Rotation und Aktivität sonnenähnlicher Sterne
Forschungsbericht (importiert) 2015 - Max Planck Institut für Sonnensystemforschung
Der Ursprung magnetischer Flecke auf Sternen wie der Sonne ist bisher nicht verstanden. In Erklärungsansätzen spielt dabei die Rotation eine Schlüsselrolle. Fünf sonnenähnliche Sterne wurden gefunden, die mit dem Weltraumteleskop Kepler beobachtet werden und deren Rotationsraten im Inneren (mittels Asteroseismologie) und nahe der Oberfläche (mittels Sternflecke) gemessen werden konnten. Diese Messungen zeigen, dass der Unterschied zwischen den beiden Rotationsraten klein ist. Die kommende Weltraummission PLATO wird es erlauben, diese Analyse auf tausende sonnenähnlicher Sterne auszuweiten.
Die Suche nach einer Erklärung der Sternaktivität
Rotation ist eine der wesentlichen Größen, die einen Stern charakterisieren. Ein Stern entsteht, wenn ein Teil seiner ursprünglichen Molekülwolke beginnt, unter dem Eigengewicht zu kollabieren. Diese Wolke rotiert zunächst sehr langsam, doch während sie zusammenfällt, nimmt ihre Rotationsgeschwindigkeit enorm zu.
Das Zusammenspiel von Rotation und Magnetfeldern innerhalb eines Sterns lässt sich durch Dynamomodelle theoretisch beschreiben ([1]) und ist für die Sternaktivität, also Phänomene wie Sternflecken, verantwortlich.
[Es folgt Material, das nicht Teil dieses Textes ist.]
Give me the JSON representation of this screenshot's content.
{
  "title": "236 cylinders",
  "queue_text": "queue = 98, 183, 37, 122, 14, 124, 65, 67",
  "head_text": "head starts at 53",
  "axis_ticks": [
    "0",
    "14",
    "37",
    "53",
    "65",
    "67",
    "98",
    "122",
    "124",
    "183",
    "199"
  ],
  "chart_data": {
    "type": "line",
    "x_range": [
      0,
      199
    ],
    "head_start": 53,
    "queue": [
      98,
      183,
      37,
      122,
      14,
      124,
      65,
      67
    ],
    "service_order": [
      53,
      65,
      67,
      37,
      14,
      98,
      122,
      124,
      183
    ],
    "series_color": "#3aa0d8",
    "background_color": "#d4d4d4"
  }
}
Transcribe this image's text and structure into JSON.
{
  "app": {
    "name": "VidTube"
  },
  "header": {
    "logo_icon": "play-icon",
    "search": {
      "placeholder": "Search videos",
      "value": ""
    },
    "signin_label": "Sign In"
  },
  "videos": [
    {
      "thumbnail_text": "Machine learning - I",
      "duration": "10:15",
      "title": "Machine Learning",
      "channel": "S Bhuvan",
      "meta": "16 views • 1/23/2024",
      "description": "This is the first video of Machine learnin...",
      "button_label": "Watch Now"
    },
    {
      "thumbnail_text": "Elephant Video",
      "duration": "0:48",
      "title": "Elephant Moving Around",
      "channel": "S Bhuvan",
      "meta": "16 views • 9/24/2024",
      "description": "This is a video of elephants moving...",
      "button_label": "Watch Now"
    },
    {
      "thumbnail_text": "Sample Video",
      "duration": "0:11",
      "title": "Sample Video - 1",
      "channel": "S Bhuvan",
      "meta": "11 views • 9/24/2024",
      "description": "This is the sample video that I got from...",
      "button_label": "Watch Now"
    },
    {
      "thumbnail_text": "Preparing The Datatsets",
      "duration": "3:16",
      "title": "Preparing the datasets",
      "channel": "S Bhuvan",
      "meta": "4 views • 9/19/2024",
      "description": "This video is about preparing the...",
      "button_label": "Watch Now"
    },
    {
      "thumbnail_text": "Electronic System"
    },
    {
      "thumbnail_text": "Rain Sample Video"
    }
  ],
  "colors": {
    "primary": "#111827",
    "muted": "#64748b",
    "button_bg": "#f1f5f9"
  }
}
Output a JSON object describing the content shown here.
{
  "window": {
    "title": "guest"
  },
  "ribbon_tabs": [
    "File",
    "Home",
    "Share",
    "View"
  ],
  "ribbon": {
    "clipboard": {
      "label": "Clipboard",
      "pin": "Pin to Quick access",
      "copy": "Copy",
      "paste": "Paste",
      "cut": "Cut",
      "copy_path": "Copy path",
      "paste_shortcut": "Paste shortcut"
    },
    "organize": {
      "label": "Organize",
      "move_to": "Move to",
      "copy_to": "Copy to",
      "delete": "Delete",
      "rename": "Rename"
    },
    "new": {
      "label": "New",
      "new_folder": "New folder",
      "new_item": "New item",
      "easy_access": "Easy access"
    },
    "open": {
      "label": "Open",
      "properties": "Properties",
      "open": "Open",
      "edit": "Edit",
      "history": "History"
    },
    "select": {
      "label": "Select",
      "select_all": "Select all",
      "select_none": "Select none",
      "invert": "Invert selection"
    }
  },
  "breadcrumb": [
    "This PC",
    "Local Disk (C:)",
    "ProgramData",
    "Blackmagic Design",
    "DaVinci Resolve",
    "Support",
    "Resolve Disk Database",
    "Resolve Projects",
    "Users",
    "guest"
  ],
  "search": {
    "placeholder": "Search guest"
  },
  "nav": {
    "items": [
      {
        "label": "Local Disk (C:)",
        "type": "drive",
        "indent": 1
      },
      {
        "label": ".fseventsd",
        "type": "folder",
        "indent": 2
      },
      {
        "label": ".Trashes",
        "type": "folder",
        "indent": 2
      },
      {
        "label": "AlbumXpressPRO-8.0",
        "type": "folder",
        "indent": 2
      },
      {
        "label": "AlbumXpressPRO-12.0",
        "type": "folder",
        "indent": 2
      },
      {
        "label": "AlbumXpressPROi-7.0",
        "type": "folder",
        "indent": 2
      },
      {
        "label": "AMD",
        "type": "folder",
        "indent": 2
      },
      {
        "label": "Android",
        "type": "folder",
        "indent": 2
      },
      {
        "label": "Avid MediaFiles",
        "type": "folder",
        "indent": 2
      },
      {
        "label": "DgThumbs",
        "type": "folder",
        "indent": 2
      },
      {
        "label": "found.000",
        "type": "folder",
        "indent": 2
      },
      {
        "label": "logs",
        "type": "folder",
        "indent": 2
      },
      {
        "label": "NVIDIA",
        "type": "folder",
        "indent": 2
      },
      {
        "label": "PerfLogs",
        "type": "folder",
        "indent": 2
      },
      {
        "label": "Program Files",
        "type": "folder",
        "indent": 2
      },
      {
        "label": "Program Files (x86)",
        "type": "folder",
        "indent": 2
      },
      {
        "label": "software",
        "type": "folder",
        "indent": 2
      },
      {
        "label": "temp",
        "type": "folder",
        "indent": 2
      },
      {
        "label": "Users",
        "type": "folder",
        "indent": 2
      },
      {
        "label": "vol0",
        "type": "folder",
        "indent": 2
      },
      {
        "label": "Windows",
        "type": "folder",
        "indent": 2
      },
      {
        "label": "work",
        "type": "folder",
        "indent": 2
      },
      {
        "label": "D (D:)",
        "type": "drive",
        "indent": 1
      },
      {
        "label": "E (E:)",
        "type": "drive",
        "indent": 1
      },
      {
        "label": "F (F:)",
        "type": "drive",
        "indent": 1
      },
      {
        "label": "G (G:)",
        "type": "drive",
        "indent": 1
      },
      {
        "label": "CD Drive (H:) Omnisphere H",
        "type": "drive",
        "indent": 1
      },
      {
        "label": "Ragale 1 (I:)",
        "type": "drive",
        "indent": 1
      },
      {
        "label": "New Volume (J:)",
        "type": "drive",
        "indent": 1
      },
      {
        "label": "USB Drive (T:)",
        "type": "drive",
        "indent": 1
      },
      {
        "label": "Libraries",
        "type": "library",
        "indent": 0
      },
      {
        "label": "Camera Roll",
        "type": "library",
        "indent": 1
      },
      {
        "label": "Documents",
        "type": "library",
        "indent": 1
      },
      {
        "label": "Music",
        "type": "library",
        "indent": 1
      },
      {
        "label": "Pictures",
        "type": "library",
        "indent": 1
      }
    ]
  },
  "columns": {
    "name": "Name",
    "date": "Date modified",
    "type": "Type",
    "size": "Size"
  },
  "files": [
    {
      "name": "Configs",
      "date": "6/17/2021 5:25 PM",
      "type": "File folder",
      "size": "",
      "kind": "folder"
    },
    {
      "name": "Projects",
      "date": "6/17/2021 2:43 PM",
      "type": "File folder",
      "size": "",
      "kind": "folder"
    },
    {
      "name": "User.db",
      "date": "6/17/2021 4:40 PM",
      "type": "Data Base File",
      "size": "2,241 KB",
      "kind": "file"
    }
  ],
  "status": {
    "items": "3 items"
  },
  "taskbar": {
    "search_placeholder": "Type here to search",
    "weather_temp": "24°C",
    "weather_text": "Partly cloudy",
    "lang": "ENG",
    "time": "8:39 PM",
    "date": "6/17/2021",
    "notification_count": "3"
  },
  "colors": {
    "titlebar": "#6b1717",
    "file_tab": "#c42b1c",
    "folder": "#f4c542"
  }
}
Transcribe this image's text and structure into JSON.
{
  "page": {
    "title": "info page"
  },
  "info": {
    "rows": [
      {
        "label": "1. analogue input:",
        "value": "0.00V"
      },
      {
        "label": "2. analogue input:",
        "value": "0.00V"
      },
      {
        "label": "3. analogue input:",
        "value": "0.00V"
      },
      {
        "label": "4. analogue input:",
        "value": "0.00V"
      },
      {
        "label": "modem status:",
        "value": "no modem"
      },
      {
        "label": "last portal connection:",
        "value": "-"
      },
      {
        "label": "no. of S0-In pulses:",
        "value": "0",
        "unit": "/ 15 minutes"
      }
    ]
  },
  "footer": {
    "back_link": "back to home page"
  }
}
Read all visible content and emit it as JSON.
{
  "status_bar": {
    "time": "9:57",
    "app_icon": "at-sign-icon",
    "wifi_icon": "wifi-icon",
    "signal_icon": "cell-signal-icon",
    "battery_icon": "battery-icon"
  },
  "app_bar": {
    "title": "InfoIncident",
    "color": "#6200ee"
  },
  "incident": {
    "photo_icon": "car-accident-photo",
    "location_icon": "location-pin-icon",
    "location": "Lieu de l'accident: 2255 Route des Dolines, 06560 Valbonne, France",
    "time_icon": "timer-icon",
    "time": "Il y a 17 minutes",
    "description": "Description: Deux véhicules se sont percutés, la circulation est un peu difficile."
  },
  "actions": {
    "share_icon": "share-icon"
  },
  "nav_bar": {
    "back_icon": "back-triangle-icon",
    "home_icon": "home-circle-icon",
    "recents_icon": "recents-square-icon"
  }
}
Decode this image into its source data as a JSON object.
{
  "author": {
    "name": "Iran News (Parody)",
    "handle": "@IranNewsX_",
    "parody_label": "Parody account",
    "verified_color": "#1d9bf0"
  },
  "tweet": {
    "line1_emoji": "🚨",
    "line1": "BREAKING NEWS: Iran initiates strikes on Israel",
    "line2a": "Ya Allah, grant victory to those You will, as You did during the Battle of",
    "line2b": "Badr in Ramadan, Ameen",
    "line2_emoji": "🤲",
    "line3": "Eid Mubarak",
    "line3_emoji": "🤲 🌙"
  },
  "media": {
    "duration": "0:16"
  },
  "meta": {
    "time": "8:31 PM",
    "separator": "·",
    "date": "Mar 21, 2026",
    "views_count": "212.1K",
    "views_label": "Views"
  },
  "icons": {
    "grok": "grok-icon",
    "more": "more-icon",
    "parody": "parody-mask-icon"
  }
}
Das Verständnis der Physik solcher Systeme ist jedoch unvollständig. Die Beobachtung der Rotation von unterschiedlich alten Sternen mit verschiedenen Massen und Magnetfeldkonfigurationen wird helfen, die Mechanismen, welche die Sternaktivität verursachen, besser zu verstehen.
Messungen der oberflächennahen Rotation mit Hilfe von Sternflecken
Die Kepler-Mission der NASA lieferte eine Vielzahl an Daten, um die Rotation von Sternen zu studieren. Das Ziel dieser Mission war es, die Häufigkeit von erdähnlichen Planeten bei anderen Sternen zu bestimmen. Dazu beobachtet Kepler kontinuierlich über mehrere Jahre hinweg bestimmte Regionen am Himmel. So lassen sich Helligkeitsvariationen von mehr als 200 000 Sternen messen. Diese Messungen, auch Lichtkurven genannt, werden für die Erforschung von Exoplaneten benutzt, liefern aber zusätzlich auch viele Informationen über die Sterne selbst.
In diesen Lichtkurven ist auch das Signal von Sternflecken enthalten. Rotiert der Stern, passieren die dunklen Sternflecken regelmäßig seine sichtbare Seite und reduzieren dabei seine Gesamthelligkeit. Wandern die Flecken wieder auf die Rückseite des Sterns, nimmt seine Gesamthelligkeit wieder ihren normalen Wert an. Über mehrere Tage oder Monate hinweg beobachtet, lässt sich aus diesen Helligkeitsschwankungen die Rotation der äußeren Schichten des Sterns messen.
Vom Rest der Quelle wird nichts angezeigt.